In Cina, infine, se la riaccelerazione sarà dovuta solo a nuovi programmi di opere pubbliche e all’euforia da rialzo di borsa (l’agenzia governativa Xinhua ha confermato che il consolidamento in corso sarà breve e che il rialzo riprenderà) la qualità della crescita sarà sempre più bassa. In pratica, quindi, un rialzo globale dei tassi di mercato metterebbe un freno alla crescita in tempi più brevi rispetto a quelli che abbiamo visto in passato. Basterebbe un errore di manovra della Fed o un trimestre di crescita deludente per fare scendere i rendimenti di mercato con la stessa velocità con cui stanno salendo in questi giorni. Un’altra giostra, quindi, quella tra tassi e crescita. Infine il petrolio. Nell’era pre-fracking il tempo che trascorreva dal momento in cui una società petrolifera decideva di esplorare una zona, pianificare la produzione ed estrarre la prima goccia di greggio si misurava in anni (se non in decenni, come in Kazakhstan). Con il fracking si misura in poche settimane. Il violento recupero del greggio degli ultimi due mesi è dovuto proprio alla velocità con cui il settore del fracking ha ridotto la produzione. È però successo, in questi mesi, che oltre alla produzione è sceso notevolmente anche il costo di estrazione. Ai prezzi attuali, quindi, sta diventando di nuovo molto profittevole produrre, soprattutto in Texas. Molte società hanno già annunciato che, se questi prezzi terranno, molti pozzi verranno riaperti.

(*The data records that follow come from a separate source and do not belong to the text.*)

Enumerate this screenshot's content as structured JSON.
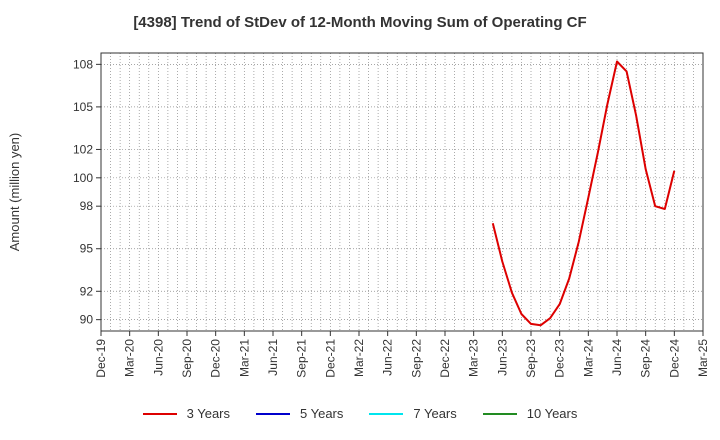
{
  "chart_data": {
    "type": "line",
    "title": "[4398]  Trend of StDev of 12-Month Moving Sum of Operating CF",
    "xlabel": "",
    "ylabel": "Amount (million yen)",
    "ylim": [
      89.2,
      108.8
    ],
    "yticks": [
      90,
      92,
      95,
      98,
      100,
      102,
      105,
      108
    ],
    "ytick_labels": [
      "90",
      "92",
      "95",
      "98",
      "100",
      "102",
      "105",
      "108"
    ],
    "xtick_labels": [
      "Dec-19",
      "Mar-20",
      "Jun-20",
      "Sep-20",
      "Dec-20",
      "Mar-21",
      "Jun-21",
      "Sep-21",
      "Dec-21",
      "Mar-22",
      "Jun-22",
      "Sep-22",
      "Dec-22",
      "Mar-23",
      "Jun-23",
      "Sep-23",
      "Dec-23",
      "Mar-24",
      "Jun-24",
      "Sep-24",
      "Dec-24",
      "Mar-25"
    ],
    "grid": true,
    "legend_position": "bottom",
    "series": [
      {
        "name": "3 Years",
        "color": "#dd0000",
        "x": [
          "2023-05",
          "2023-06",
          "2023-07",
          "2023-08",
          "2023-09",
          "2023-10",
          "2023-11",
          "2023-12",
          "2024-01",
          "2024-02",
          "2024-03",
          "2024-04",
          "2024-05",
          "2024-06",
          "2024-07",
          "2024-08",
          "2024-09",
          "2024-10",
          "2024-11",
          "2024-12"
        ],
        "values": [
          96.8,
          94.1,
          91.9,
          90.4,
          89.7,
          89.6,
          90.1,
          91.1,
          92.9,
          95.5,
          98.6,
          101.8,
          105.2,
          108.2,
          107.5,
          104.4,
          100.6,
          98.0,
          97.8,
          100.5
        ]
      },
      {
        "name": "5 Years",
        "color": "#0000cc",
        "x": [],
        "values": []
      },
      {
        "name": "7 Years",
        "color": "#00e5ee",
        "x": [],
        "values": []
      },
      {
        "name": "10 Years",
        "color": "#228b22",
        "x": [],
        "values": []
      }
    ]
  }
}
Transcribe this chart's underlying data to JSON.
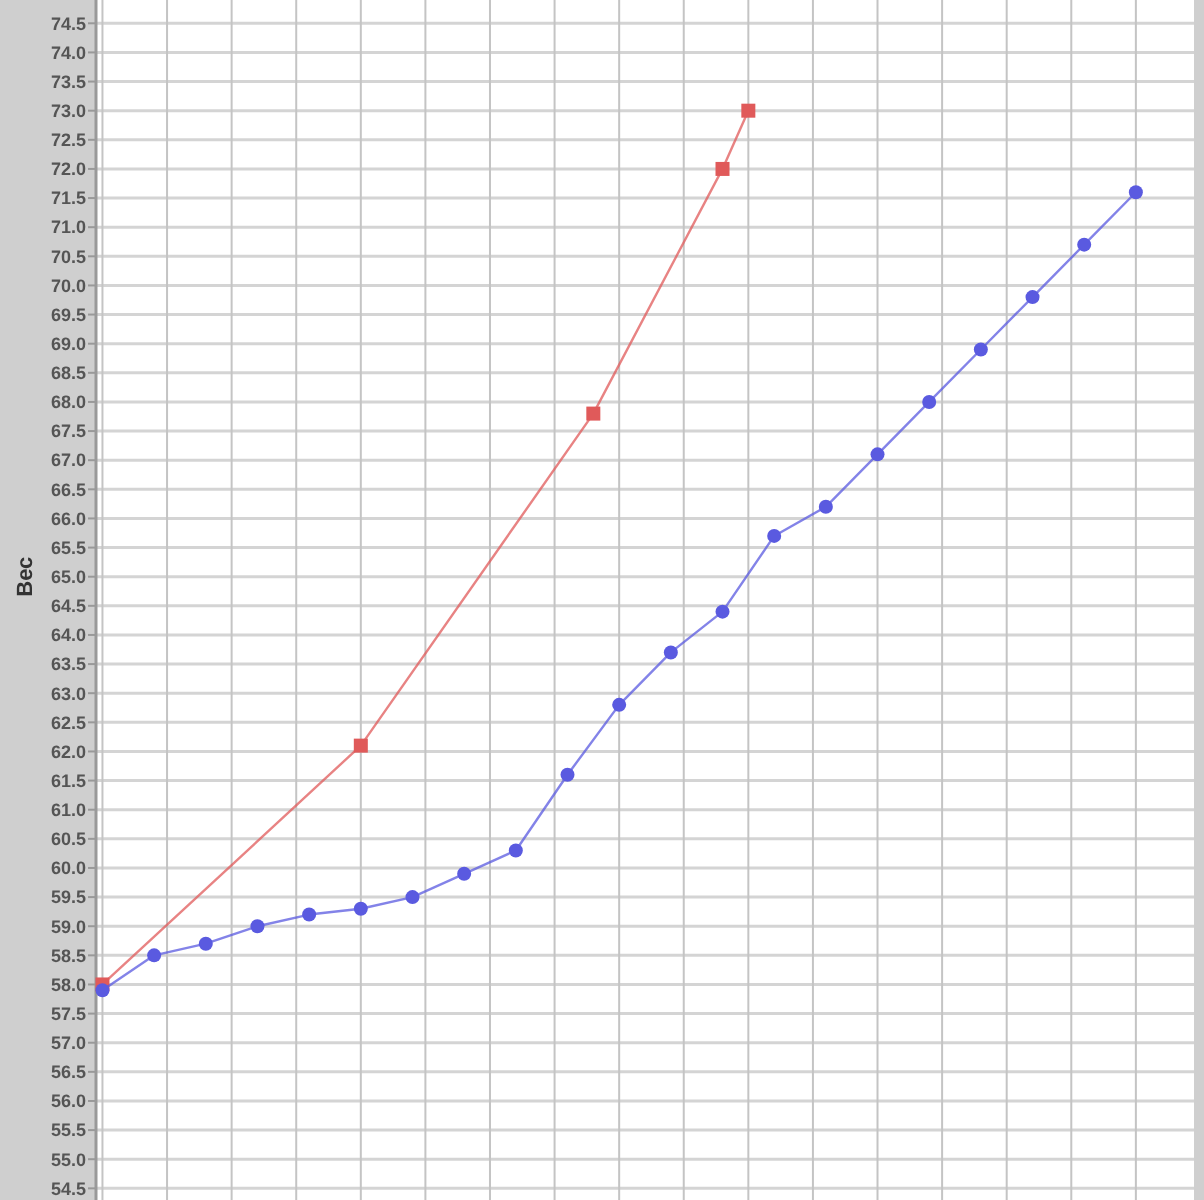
{
  "chart_data": {
    "type": "line",
    "ylabel": "Вес",
    "categories": [
      null,
      null,
      null,
      null,
      null,
      null,
      null,
      null,
      null,
      null,
      null,
      null,
      null,
      null,
      null,
      null,
      null,
      null,
      null,
      null,
      null,
      null,
      null,
      null,
      null,
      null,
      null,
      null,
      null,
      null,
      null,
      null,
      null,
      null,
      null,
      null,
      null,
      null,
      null,
      null,
      null,
      null,
      null,
      null,
      null,
      null,
      null,
      null,
      null,
      null,
      null,
      null,
      null,
      null,
      null,
      null,
      null,
      null,
      null,
      null,
      null,
      null,
      null,
      null,
      null,
      null,
      null,
      null,
      null,
      null,
      null,
      null,
      null,
      null,
      null,
      null,
      null,
      null,
      null,
      null,
      null,
      null,
      null,
      null,
      null
    ],
    "series": [
      {
        "color": "#5a5ae0",
        "marker": "circle",
        "values": [
          57.9,
          null,
          null,
          null,
          58.5,
          null,
          null,
          null,
          58.7,
          null,
          null,
          null,
          59.0,
          null,
          null,
          null,
          59.2,
          null,
          null,
          null,
          59.3,
          null,
          null,
          null,
          59.5,
          null,
          null,
          null,
          59.9,
          null,
          null,
          null,
          60.3,
          null,
          null,
          null,
          61.6,
          null,
          null,
          null,
          62.8,
          null,
          null,
          null,
          63.7,
          null,
          null,
          null,
          64.4,
          null,
          null,
          null,
          65.7,
          null,
          null,
          null,
          66.2,
          null,
          null,
          null,
          67.1,
          null,
          null,
          null,
          68.0,
          null,
          null,
          null,
          68.9,
          null,
          null,
          null,
          69.8,
          null,
          null,
          null,
          70.7,
          null,
          null,
          null,
          71.6,
          null,
          null,
          null,
          null
        ]
      },
      {
        "color": "#e05a5a",
        "marker": "square",
        "values": [
          58.0,
          null,
          null,
          null,
          null,
          null,
          null,
          null,
          null,
          null,
          null,
          null,
          null,
          null,
          null,
          null,
          null,
          null,
          null,
          null,
          62.1,
          null,
          null,
          null,
          null,
          null,
          null,
          null,
          null,
          null,
          null,
          null,
          null,
          null,
          null,
          null,
          null,
          null,
          67.8,
          null,
          null,
          null,
          null,
          null,
          null,
          null,
          null,
          null,
          72.0,
          null,
          73.0,
          null,
          null,
          null,
          null,
          null,
          null,
          null,
          null,
          null,
          null,
          null,
          null,
          null,
          null,
          null,
          null,
          null,
          null,
          null,
          null,
          null,
          null,
          null,
          null,
          null,
          null,
          null,
          null,
          null,
          null,
          null,
          null,
          null,
          null
        ]
      }
    ],
    "ylim": [
      54.3,
      74.9
    ],
    "yticks": [
      {
        "value": 54.5,
        "label": "54.5"
      },
      {
        "value": 55,
        "label": "55.0"
      },
      {
        "value": 55.5,
        "label": "55.5"
      },
      {
        "value": 56,
        "label": "56.0"
      },
      {
        "value": 56.5,
        "label": "56.5"
      },
      {
        "value": 57,
        "label": "57.0"
      },
      {
        "value": 57.5,
        "label": "57.5"
      },
      {
        "value": 58,
        "label": "58.0"
      },
      {
        "value": 58.5,
        "label": "58.5"
      },
      {
        "value": 59,
        "label": "59.0"
      },
      {
        "value": 59.5,
        "label": "59.5"
      },
      {
        "value": 60,
        "label": "60.0"
      },
      {
        "value": 60.5,
        "label": "60.5"
      },
      {
        "value": 61,
        "label": "61.0"
      },
      {
        "value": 61.5,
        "label": "61.5"
      },
      {
        "value": 62,
        "label": "62.0"
      },
      {
        "value": 62.5,
        "label": "62.5"
      },
      {
        "value": 63,
        "label": "63.0"
      },
      {
        "value": 63.5,
        "label": "63.5"
      },
      {
        "value": 64,
        "label": "64.0"
      },
      {
        "value": 64.5,
        "label": "64.5"
      },
      {
        "value": 65,
        "label": "65.0"
      },
      {
        "value": 65.5,
        "label": "65.5"
      },
      {
        "value": 66,
        "label": "66.0"
      },
      {
        "value": 66.5,
        "label": "66.5"
      },
      {
        "value": 67,
        "label": "67.0"
      },
      {
        "value": 67.5,
        "label": "67.5"
      },
      {
        "value": 68,
        "label": "68.0"
      },
      {
        "value": 68.5,
        "label": "68.5"
      },
      {
        "value": 69,
        "label": "69.0"
      },
      {
        "value": 69.5,
        "label": "69.5"
      },
      {
        "value": 70,
        "label": "70.0"
      },
      {
        "value": 70.5,
        "label": "70.5"
      },
      {
        "value": 71,
        "label": "71.0"
      },
      {
        "value": 71.5,
        "label": "71.5"
      },
      {
        "value": 72,
        "label": "72.0"
      },
      {
        "value": 72.5,
        "label": "72.5"
      },
      {
        "value": 73,
        "label": "73.0"
      },
      {
        "value": 73.5,
        "label": "73.5"
      },
      {
        "value": 74,
        "label": "74.0"
      },
      {
        "value": 74.5,
        "label": "74.5"
      }
    ],
    "grid": true,
    "tick_labels": "y",
    "line_style": "solid"
  }
}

Il prezzo, se così dovesse essere, tornerà a scendere rapidamente. Ecco quindi, già in movimento, la giostra tra prezzi e produzione. Che fare, allora, nei portafogli? Il bello dei movimenti circolari è che offrono la possibilità, a chi perde un giro, di aspettare quello successivo. L’attesa è però un lusso che si possono permettere solo gli investitori individuali e quelli a lungo termine, come i fondi pensione. Per tutti gli altri la circolarità, se scambiata erroneamente per linearità, rappresenta una tentazione continua a sbagliare. Nel dubbio, quindi, è razionale ridurre l’esposizione complessiva quando se ne presenta l’occasione. E che fare adesso? L’impressione è che dollaro, tassi e petrolio abbiano corretto già parecchio nelle ultime settimane e che le aspettative di inflazione siano cresciute troppo in fretta, così come erano cresciute troppo quelle di deflazione fino a qualche tempo fa. Quanto alle borse, la stabilizzazione anche temporanea di dollaro tassi e petrolio dovrebbe essere sufficiente, Grecia permettendo, a ridare colore ai mercati europei.